The increased demand for more sources of clean energy such as natural gas from unconventional reservoirs has forced the industry to explore the more challenging tight gas reservoirs. Tight gas reservoirs constitute a significant proportion of the world's natural gas resource and offer great potential for future reserve growth and production. However, to meet future global energy demand, access to tight gas reservoirs requires innovative and cost effective technical solutions.
Yet, tight gas reservoirs are often characterized by complex geological and petrophysical systems as well as heterogeneities at all scales. Exploring and developing tight gas accumulations are both technically and commercially challenging due to the large subsurface uncertainty and low expected ultimate recovery per well. Appraisal of deep tight gas reservoirs offers many challenges, including production rate predictions when wells are drilled overbalanced.
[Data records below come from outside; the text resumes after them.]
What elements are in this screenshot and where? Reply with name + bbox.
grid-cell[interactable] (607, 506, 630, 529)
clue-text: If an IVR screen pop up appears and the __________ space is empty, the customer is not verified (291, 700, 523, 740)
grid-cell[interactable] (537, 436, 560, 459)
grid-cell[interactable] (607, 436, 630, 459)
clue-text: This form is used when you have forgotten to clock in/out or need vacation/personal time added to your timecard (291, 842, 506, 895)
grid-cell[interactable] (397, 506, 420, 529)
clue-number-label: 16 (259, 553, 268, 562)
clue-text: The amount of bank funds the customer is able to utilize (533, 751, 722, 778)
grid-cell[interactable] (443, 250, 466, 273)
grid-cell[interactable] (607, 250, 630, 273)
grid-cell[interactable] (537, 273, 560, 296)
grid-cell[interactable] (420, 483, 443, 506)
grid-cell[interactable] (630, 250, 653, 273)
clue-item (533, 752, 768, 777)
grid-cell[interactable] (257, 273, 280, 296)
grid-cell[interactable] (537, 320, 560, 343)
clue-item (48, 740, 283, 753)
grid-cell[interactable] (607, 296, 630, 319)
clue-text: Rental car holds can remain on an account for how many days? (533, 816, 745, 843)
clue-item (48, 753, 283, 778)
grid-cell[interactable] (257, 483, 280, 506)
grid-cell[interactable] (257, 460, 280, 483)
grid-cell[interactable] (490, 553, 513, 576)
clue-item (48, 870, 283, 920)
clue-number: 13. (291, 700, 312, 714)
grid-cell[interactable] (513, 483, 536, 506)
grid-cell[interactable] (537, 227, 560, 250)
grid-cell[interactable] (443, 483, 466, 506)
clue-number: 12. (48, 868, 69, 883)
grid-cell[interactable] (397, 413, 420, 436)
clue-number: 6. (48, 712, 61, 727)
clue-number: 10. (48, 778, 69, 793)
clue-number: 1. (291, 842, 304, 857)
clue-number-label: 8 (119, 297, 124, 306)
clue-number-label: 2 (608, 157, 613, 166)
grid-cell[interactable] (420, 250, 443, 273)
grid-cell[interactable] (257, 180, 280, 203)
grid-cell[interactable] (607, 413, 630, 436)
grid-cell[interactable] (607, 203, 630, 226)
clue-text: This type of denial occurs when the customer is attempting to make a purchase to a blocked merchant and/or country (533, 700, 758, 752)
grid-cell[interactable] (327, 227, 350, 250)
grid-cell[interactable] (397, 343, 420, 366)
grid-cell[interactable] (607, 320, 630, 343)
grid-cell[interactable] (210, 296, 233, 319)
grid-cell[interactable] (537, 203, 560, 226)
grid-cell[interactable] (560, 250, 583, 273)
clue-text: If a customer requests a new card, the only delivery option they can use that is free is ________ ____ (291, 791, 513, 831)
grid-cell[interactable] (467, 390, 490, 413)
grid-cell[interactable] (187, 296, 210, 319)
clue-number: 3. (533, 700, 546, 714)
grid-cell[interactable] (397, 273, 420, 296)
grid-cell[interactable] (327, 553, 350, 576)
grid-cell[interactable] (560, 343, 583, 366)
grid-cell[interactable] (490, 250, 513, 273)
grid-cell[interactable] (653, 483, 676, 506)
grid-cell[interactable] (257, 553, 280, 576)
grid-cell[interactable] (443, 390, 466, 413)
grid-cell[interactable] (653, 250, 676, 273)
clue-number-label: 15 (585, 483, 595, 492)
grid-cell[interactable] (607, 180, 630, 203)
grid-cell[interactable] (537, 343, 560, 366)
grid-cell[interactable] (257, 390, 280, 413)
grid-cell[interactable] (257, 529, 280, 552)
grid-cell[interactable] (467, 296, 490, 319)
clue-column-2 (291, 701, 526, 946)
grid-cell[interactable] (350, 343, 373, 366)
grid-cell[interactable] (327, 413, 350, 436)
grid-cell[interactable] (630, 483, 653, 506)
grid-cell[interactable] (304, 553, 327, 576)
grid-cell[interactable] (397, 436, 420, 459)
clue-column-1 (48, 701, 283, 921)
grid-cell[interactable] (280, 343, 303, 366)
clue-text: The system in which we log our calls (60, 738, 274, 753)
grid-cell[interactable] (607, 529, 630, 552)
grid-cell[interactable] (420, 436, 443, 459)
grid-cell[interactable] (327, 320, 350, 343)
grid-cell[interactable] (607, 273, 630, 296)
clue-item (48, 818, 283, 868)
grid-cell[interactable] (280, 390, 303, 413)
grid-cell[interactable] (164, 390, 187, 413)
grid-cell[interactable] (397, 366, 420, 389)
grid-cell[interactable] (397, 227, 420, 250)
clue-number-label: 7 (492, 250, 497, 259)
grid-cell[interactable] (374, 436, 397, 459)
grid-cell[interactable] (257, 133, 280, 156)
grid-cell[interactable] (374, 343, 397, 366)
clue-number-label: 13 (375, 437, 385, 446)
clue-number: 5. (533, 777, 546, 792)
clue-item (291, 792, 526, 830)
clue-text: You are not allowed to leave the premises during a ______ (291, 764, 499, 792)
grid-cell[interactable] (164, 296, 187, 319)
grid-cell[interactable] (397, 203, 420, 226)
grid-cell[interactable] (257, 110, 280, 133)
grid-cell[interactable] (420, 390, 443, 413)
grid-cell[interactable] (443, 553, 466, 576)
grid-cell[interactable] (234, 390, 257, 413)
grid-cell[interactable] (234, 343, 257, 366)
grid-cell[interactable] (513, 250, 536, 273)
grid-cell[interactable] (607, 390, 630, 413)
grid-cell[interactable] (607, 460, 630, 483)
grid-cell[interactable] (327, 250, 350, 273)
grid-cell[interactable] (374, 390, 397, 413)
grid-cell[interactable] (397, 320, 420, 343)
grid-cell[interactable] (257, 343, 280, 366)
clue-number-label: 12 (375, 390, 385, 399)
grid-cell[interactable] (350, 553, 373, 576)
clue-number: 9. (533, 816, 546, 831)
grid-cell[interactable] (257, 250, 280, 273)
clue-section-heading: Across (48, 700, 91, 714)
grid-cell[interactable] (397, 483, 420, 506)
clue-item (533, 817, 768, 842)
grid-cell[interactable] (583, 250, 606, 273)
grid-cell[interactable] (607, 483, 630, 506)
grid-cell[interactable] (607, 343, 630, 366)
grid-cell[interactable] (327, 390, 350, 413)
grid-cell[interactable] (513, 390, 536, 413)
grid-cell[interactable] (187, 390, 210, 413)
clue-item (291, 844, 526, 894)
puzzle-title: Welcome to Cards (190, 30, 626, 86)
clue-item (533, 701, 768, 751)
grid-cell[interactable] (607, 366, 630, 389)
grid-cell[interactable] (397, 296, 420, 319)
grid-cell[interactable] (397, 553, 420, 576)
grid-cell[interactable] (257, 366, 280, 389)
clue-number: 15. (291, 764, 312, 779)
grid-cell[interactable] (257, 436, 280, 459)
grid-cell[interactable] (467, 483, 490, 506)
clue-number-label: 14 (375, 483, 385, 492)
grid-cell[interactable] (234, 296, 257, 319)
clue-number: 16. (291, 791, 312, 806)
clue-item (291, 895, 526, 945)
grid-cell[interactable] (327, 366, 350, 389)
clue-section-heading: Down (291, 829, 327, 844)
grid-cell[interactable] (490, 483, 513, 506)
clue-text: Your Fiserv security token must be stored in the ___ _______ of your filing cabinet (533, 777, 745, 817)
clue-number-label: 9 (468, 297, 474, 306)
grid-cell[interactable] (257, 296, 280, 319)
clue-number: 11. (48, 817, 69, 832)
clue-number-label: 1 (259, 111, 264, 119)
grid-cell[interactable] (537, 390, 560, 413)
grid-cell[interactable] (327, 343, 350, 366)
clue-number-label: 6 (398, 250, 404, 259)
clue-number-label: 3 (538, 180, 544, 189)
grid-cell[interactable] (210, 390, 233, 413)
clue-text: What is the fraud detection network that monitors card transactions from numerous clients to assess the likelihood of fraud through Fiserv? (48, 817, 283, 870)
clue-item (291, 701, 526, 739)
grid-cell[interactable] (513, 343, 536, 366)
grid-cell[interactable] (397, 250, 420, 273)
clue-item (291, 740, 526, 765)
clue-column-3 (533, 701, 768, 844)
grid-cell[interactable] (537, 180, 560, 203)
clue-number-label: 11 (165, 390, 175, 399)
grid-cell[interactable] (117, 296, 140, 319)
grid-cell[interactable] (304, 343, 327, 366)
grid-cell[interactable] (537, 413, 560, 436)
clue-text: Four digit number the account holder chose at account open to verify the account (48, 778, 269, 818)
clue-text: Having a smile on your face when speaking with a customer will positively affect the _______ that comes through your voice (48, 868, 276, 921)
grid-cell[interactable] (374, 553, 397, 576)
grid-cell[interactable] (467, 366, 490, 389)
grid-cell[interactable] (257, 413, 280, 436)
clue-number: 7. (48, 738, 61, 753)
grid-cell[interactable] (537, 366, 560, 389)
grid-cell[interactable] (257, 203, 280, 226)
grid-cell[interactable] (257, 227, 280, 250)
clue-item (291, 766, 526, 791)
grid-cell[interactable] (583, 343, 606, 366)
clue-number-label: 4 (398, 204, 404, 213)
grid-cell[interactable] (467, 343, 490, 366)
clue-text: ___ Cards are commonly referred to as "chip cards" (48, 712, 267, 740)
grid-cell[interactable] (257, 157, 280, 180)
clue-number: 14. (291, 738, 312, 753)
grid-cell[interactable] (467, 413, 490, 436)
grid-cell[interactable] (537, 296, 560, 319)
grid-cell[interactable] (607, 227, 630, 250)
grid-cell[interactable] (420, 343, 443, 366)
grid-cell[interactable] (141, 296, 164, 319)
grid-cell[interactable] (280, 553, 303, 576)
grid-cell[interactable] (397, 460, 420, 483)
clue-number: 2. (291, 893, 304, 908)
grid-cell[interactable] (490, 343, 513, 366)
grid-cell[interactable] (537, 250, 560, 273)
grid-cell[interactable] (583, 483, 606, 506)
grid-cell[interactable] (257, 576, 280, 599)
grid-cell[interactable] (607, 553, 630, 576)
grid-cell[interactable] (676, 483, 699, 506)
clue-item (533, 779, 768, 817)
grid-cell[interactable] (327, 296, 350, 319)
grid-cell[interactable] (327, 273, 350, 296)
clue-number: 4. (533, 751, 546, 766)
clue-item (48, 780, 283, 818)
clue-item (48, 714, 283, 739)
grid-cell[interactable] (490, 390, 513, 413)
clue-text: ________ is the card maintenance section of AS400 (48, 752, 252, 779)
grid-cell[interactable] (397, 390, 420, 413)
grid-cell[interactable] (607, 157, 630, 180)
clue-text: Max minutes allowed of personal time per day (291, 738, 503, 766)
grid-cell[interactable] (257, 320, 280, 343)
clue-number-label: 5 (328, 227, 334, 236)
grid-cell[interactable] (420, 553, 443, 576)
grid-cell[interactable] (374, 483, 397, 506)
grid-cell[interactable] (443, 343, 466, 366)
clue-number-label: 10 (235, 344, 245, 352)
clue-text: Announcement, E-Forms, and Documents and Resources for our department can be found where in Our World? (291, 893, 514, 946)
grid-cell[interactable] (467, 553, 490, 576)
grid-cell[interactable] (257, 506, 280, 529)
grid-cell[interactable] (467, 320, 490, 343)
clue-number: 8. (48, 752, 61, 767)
Overbalance leads to near wellbore damage to the rock matrix and fractures. Damage to natural fractures intersecting the well can prevent their detection leading to missed productive intervals.
In addition, the operating environment is very challenging and that affects the decisions for data acquisition. The use of salt-saturated mud systems creates a contrast and uncertainty in the data. Hence, the quality of data acquired is compromised.
In the 80's hydraulic fracturing of deviated wells was the method of choice for developing tight gas reservoirs worldwide. Although sound in principle, in practice problems were experienced and caused either by poor cleanup due to fluid incompatibility, erosion of surface facilities or early water breakthrough due to fracturing into the water leg.
In the 90's horizontal drilling became common practice as new drilling technologies developed and proved to be very successful in many tight gas fields. However, conventional drilling operations introduced foreign fluids and solids into the reservoir which lead to several different formations damage mechanisms that prevented the identification of the gas production potential from these wells.
In the late 90's underbalanced drilling (UBD) was introduced, mainly to avoid the frequent drilling problems associated with total losses into these tight gas reservoirs. However, significant productivity gains were also observed and this became a key driver to apply the same UBD technology in tight gas fields.
This paper provides a technical overview of the state-of-the-art UBD technology used to develop unconventional tight gas reservoirs. Two real case histories from eastern Jordan and South West Algeria will be presented and discussed.
The increased demand for more sources of clean energy such as natural gas from unconventional (tight) reservoirs has forced the industry to explore for more challenging tight gas reservoirs. New production will probably come from more difficult to produce reservoirs. In general it was accepted that static evaluation tools (logging, coring and seismic), that have proven so important for conventional reservoirs, were inadequate to characterize tight gas reservoirs and that a shift to use of dynamic flow data was needed.